Aristóteles e a estrutura do Estado


Aristoteles

Aristóteles nasceu em Estagira (cidade colônia da Macedônia), no séc. IV a.C, tendo sido discípulo de Platão   por 20 anos e, posteriormente, professor na Academia ateniense, considerada a primeira instituição de ensino superior do mundo ocidental.

Após a morte de Platão, foi preterido para ser o novo diretor da Academia e saiu de Atenas.

Foi tutor de Alexandre Magno, que viria a ser um dos maiores conquistadores do mundo antigo e, posteriormente, voltou para a capital do mundo helênico, onde fundou sua própria escola, o Liceu.

É considerado um gênio que abrangeu todos os ramos do conhecimento da época, tendo inclusive fundado novos gêneros de estudo e pesquisa. Seus trabalhos abraçam o direito, política, economia,  ética, lógica, estética, filosofia, zoologia, botânica, astronomia, matemática, metafísica, retórica entre outros.

Sua influência foi tão ampla que, durante séculos, suas conclusões foram consideradas definitivas e incontestáveis, acabando por servir como uma muralha impedindo novas pesquisas.  Infelizmente, apesar de curioso, culto e sistemático, Aristóteles chegou a inúmeras conclusões cientificamente equivocadas; o que aliado a sua imensa autoridade e inexistencia do que a modernidade chamaria de “método científico” , criou uma barreira dificultando a pesquisa e o avanço do conhecimento.
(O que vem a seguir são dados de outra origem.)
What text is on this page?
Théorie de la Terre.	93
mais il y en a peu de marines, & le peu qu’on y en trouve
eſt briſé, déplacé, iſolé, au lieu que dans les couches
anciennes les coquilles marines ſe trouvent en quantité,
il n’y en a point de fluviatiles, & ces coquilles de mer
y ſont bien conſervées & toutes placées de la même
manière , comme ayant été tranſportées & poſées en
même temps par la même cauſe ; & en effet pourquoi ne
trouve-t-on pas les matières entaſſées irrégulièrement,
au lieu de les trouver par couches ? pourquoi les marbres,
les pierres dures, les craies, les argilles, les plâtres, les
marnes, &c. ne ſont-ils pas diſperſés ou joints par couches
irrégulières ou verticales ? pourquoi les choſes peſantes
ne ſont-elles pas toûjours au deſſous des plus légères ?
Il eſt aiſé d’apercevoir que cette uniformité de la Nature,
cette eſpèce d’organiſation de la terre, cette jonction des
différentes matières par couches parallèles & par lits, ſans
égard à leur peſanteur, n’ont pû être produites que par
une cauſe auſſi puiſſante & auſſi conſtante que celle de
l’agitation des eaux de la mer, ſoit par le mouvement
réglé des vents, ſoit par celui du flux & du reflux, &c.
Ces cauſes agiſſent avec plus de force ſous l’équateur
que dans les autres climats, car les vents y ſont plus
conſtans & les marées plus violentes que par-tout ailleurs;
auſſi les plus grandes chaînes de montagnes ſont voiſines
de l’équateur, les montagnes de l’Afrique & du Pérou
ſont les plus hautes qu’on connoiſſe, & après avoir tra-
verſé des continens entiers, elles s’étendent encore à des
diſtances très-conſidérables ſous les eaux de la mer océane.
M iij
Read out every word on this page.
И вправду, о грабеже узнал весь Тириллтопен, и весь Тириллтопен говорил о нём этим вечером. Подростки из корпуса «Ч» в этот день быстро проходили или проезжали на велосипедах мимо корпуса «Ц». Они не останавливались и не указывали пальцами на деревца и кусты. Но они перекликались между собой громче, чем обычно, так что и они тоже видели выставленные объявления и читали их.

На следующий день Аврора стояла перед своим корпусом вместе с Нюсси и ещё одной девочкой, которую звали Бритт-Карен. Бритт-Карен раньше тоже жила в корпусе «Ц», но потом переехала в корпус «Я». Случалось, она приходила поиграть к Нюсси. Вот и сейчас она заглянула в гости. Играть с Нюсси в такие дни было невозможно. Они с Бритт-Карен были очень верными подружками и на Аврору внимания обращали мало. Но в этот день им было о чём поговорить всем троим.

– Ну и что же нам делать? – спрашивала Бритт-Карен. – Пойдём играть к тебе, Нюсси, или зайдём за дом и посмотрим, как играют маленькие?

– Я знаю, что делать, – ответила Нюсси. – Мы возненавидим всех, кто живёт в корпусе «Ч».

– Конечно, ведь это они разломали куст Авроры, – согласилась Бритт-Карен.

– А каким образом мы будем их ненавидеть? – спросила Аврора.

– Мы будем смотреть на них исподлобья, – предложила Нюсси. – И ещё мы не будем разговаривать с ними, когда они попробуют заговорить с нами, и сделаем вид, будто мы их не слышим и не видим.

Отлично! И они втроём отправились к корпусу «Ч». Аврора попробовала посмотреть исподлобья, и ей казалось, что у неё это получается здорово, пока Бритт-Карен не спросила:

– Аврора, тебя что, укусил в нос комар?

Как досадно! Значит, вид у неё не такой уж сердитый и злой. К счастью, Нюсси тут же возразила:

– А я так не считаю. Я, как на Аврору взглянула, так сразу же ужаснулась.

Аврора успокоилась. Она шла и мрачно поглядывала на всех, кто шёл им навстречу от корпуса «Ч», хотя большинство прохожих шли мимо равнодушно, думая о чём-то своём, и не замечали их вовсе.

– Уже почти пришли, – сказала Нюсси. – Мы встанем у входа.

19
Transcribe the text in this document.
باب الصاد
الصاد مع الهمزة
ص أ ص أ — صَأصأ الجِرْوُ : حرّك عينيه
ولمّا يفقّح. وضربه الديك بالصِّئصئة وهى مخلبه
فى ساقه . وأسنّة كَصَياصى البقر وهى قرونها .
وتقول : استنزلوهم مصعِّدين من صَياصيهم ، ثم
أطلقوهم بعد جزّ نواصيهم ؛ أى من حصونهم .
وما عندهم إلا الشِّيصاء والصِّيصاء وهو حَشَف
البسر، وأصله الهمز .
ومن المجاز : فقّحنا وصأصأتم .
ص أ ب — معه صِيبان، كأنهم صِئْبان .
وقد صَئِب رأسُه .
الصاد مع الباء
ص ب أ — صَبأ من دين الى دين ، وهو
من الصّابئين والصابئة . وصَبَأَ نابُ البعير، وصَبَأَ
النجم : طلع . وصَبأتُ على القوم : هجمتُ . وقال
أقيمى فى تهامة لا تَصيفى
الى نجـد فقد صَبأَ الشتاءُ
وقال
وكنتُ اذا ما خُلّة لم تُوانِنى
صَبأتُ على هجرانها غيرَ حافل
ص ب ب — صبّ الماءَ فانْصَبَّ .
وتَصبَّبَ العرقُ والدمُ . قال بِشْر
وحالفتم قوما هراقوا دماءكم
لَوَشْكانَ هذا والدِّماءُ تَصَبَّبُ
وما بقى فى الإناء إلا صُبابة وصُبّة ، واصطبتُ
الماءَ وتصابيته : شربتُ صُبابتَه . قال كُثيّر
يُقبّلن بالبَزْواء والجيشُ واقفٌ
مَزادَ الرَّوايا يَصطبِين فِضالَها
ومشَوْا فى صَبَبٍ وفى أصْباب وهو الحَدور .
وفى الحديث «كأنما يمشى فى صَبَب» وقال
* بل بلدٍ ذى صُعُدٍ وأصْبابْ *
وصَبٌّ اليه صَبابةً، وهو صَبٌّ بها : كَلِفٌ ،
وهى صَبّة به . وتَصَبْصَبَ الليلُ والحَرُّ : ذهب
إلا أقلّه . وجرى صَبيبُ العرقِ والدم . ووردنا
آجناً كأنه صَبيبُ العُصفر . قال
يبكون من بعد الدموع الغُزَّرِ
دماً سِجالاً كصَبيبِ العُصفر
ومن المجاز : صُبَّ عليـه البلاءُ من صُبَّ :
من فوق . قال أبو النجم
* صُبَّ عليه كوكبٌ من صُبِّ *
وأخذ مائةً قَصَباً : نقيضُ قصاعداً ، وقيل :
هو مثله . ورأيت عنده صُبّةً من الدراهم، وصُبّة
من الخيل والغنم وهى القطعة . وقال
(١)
Para este texto, pinçamos especificamente as ideias de Aristóteles relativas ao Estado e ao papel do cidadão, como expressas em suas obras “Política” e “Ética a Nicômaco”.

No livro I de “Politica”, o autor estabelece seu principio de que o homem é um ser político por natureza e assim busca instintivamente o convívio com os demais, juntando-se em comunidades. É uma visão positiva do ser humano, explicando o inicio da sociedade pela necessidade de convívio seja pelas trocas intelectuais, seja pela necessidade de proteção material.

Aristóteles aceita a servidão e a escravidão como naturais, eis que existem homens que naturalmente nasceram para mandar e outros para obedecer. Pode também ser imposta de forma artificial, como nas guerras e conquistas territoriais, sendo este um dado da realidade do mundo.

O autor trata da economia, explicando a origem do escambo entre diferentes sociedades através da produção excessiva de alguns bens e a carência de outros – o que ele chama de economia natural.

Do escambo de distintos bens, surge um sistema comum de trocas: a moeda. Cuida então de explicar as relações comerciais – economia artificial – criticando duramente a usura.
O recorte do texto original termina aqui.